Receiving the right nutrients in the first years of life is not only a matter of life and death, but also a major determinant of life chances, affecting the ability of the child to learn and later to work.
Improving the nutrition of a child will potentially raise its future earnings by a fifth.
The burden of poor nutrition on individuals and families has a cumulative economic impact. Malnutrition has been estimated to cost as much as five percent of global income – in terms of lost productivity and additional health care expenses.
Today, about 170 million children under five are stunted. Four in five of these malnourished children are to be found in just twenty countries. Almost half of Indian children under five are stunted.
In Nigeria, over half of the poorest children are stunted, while in China, children in poor rural counties are six times more likely to be stunted than urban children. In Indonesia, a sharp rise in ‘wasting’ – or acute malnutrition – in the wake of recent food crises has hit children from the poorest households hardest.
On November 19-21, 2014, FAO and the World Health Organization (WHO) will co-organize the ministerial-level International Conference on Nutrition (ICN2), 22 years after the first one in 1992.

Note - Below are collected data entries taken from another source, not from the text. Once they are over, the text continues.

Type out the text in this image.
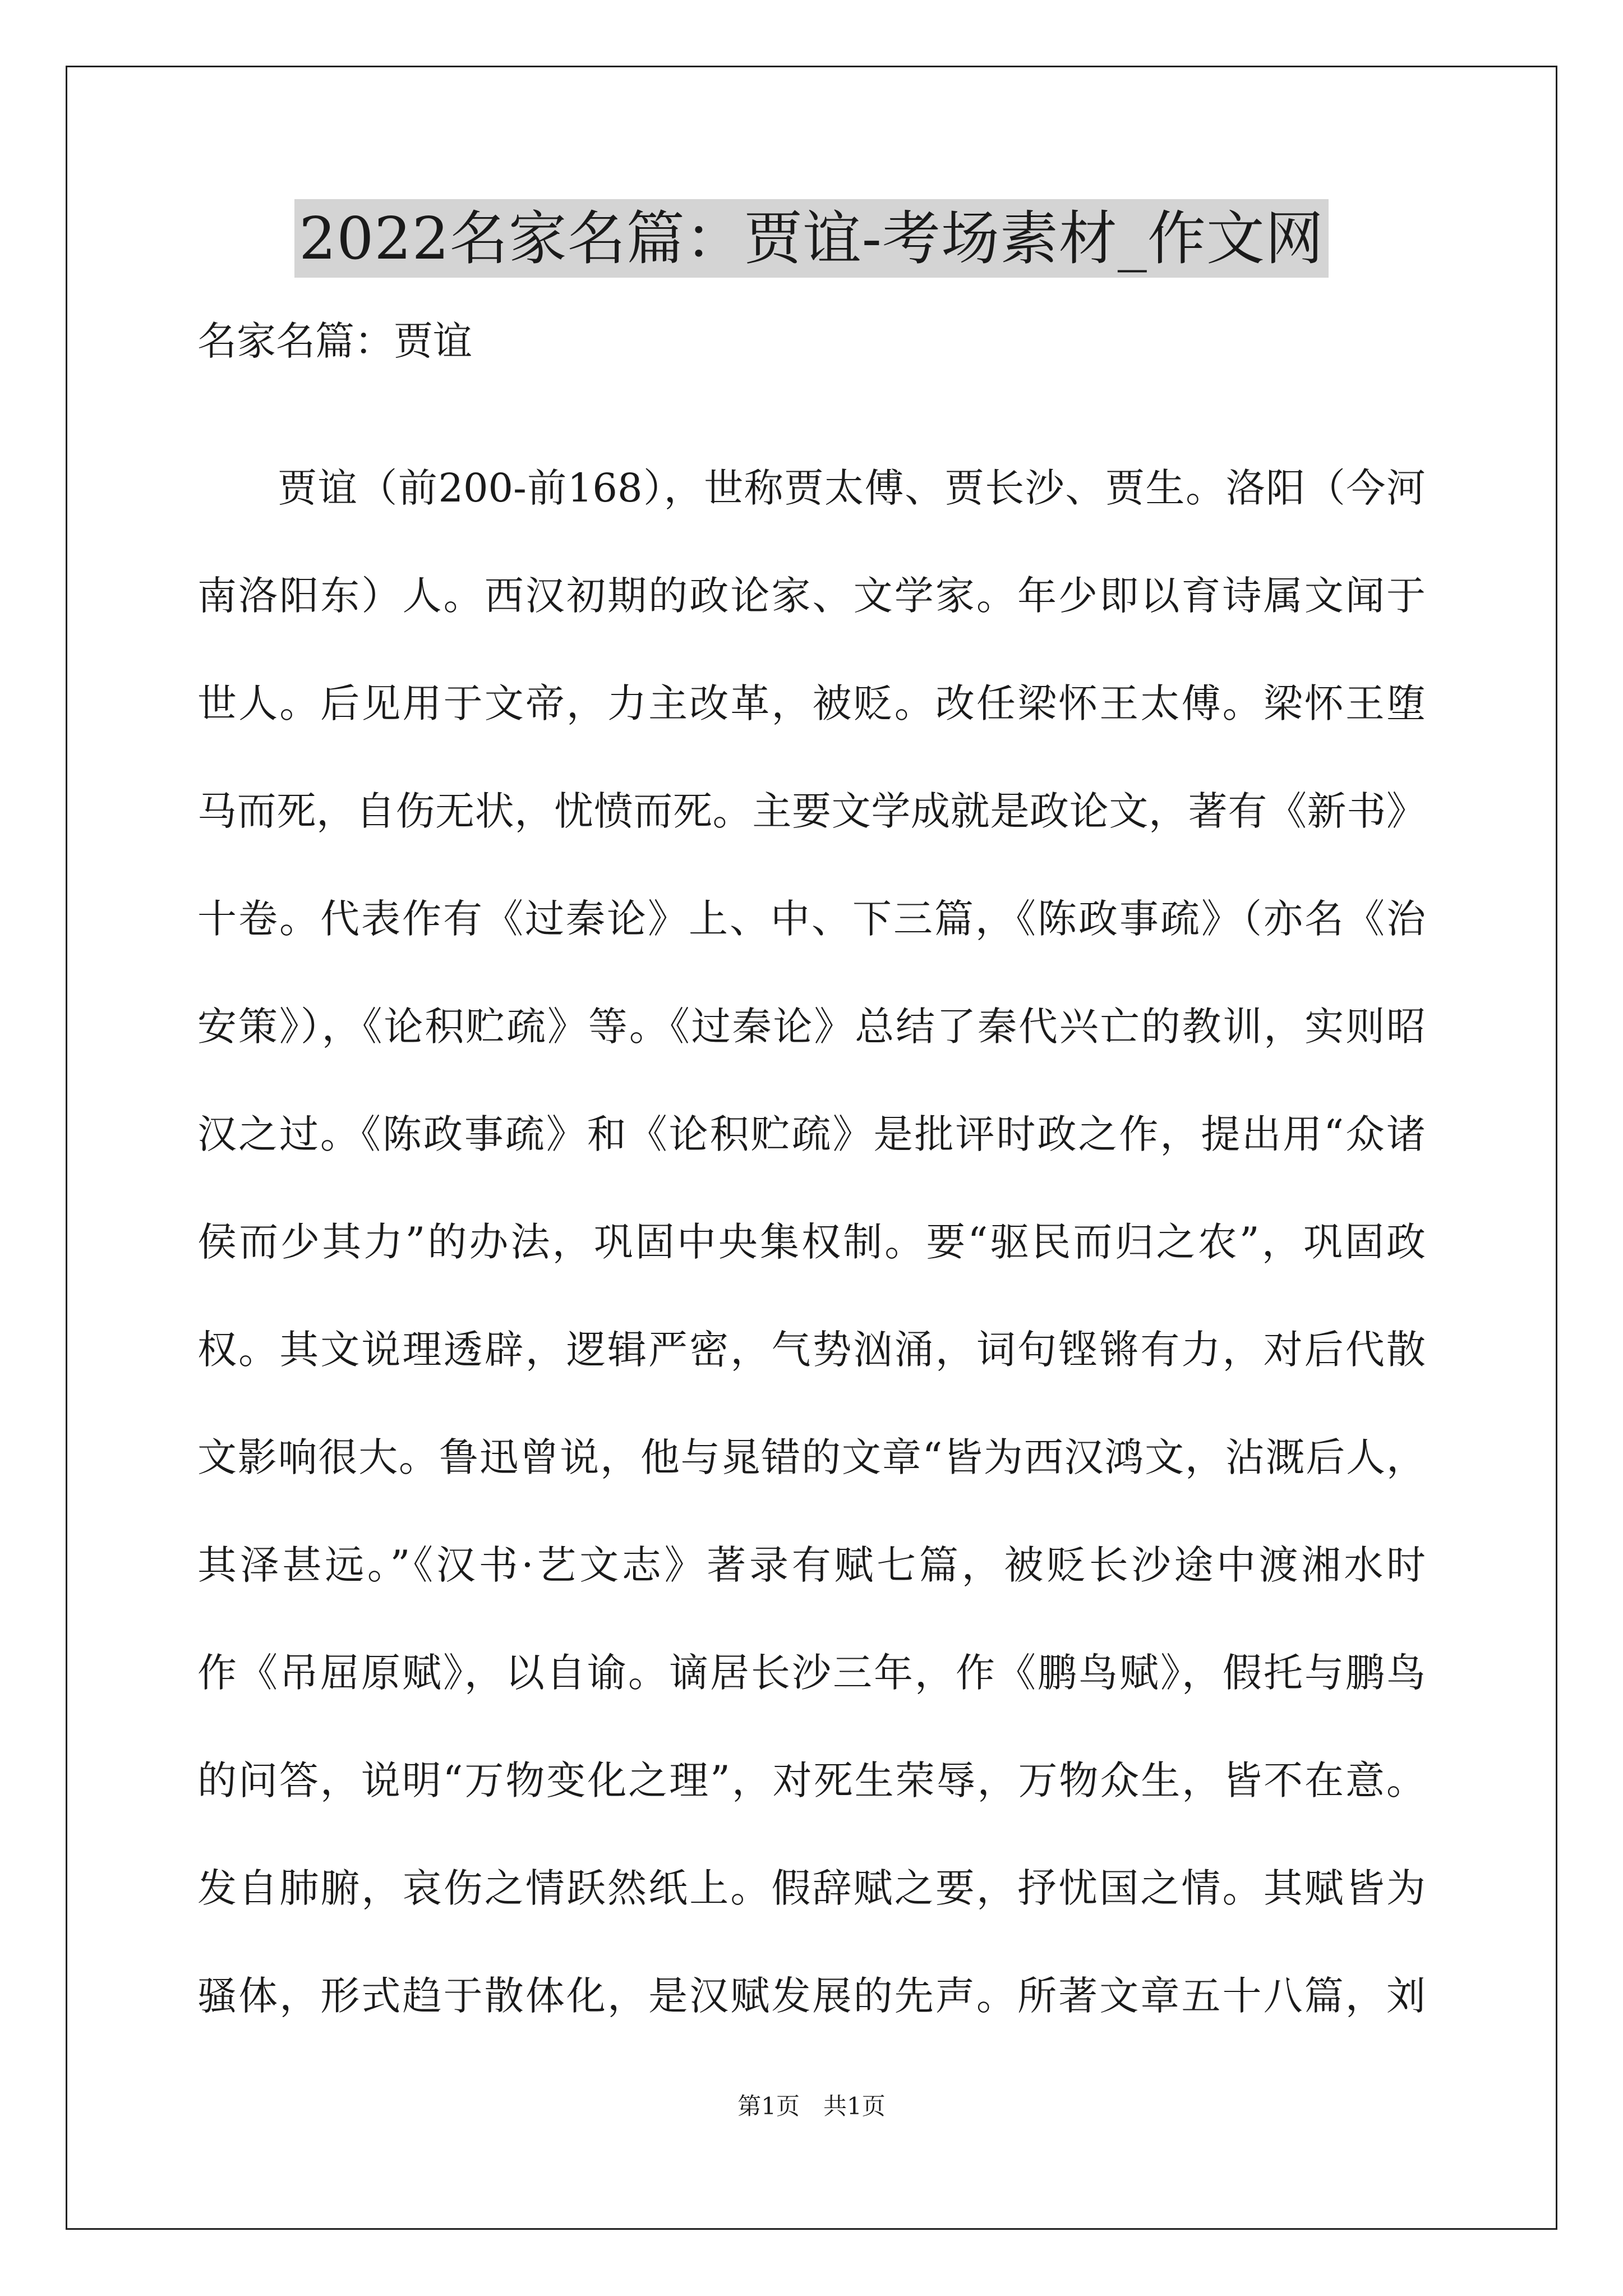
2022名家名篇：贾谊-考场素材_作文网
名家名篇：贾谊
　　贾谊（前200-前168），世称贾太傅、贾长沙、贾生。洛阳（今河
南洛阳东）人。西汉初期的政论家、文学家。年少即以育诗属文闻于
世人。后见用于文帝，力主改革，被贬。改任梁怀王太傅。梁怀王堕
马而死，自伤无状，忧愤而死。主要文学成就是政论文，著有《新书》
十卷。代表作有《过秦论》上、中、下三篇，《陈政事疏》（亦名《治
安策》），《论积贮疏》等。《过秦论》总结了秦代兴亡的教训，实则昭
汉之过。《陈政事疏》和《论积贮疏》是批评时政之作，提出用“众诸
侯而少其力”的办法，巩固中央集权制。要“驱民而归之农”，巩固政
权。其文说理透辟，逻辑严密，气势汹涌，词句铿锵有力，对后代散
文影响很大。鲁迅曾说，他与晁错的文章“皆为西汉鸿文，沾溉后人，
其泽甚远。”《汉书·艺文志》著录有赋七篇，被贬长沙途中渡湘水时
作《吊屈原赋》，以自谕。谪居长沙三年，作《鹏鸟赋》，假托与鹏鸟
的问答，说明“万物变化之理”，对死生荣辱，万物众生，皆不在意。
发自肺腑，哀伤之情跃然纸上。假辞赋之要，抒忧国之情。其赋皆为
骚体，形式趋于散体化，是汉赋发展的先声。所著文章五十八篇，刘
第1页　共1页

ICN2 should enhance commitments to address malnutrition in all its forms and to establish the bases for sustained international cooperation and policy coordination to overcome malnutrition.
Nutrition’s time has come. By cooperating more effectively, we have a real chance of ending this blight on humanity within a generation.
Jomo Kwame Sundaram is the Coordinator for Economic and Social Development at the Food and Agriculture Organization and received the 2007 Wassily Leontief Prize for Advancing the Frontiers of Economic Thought.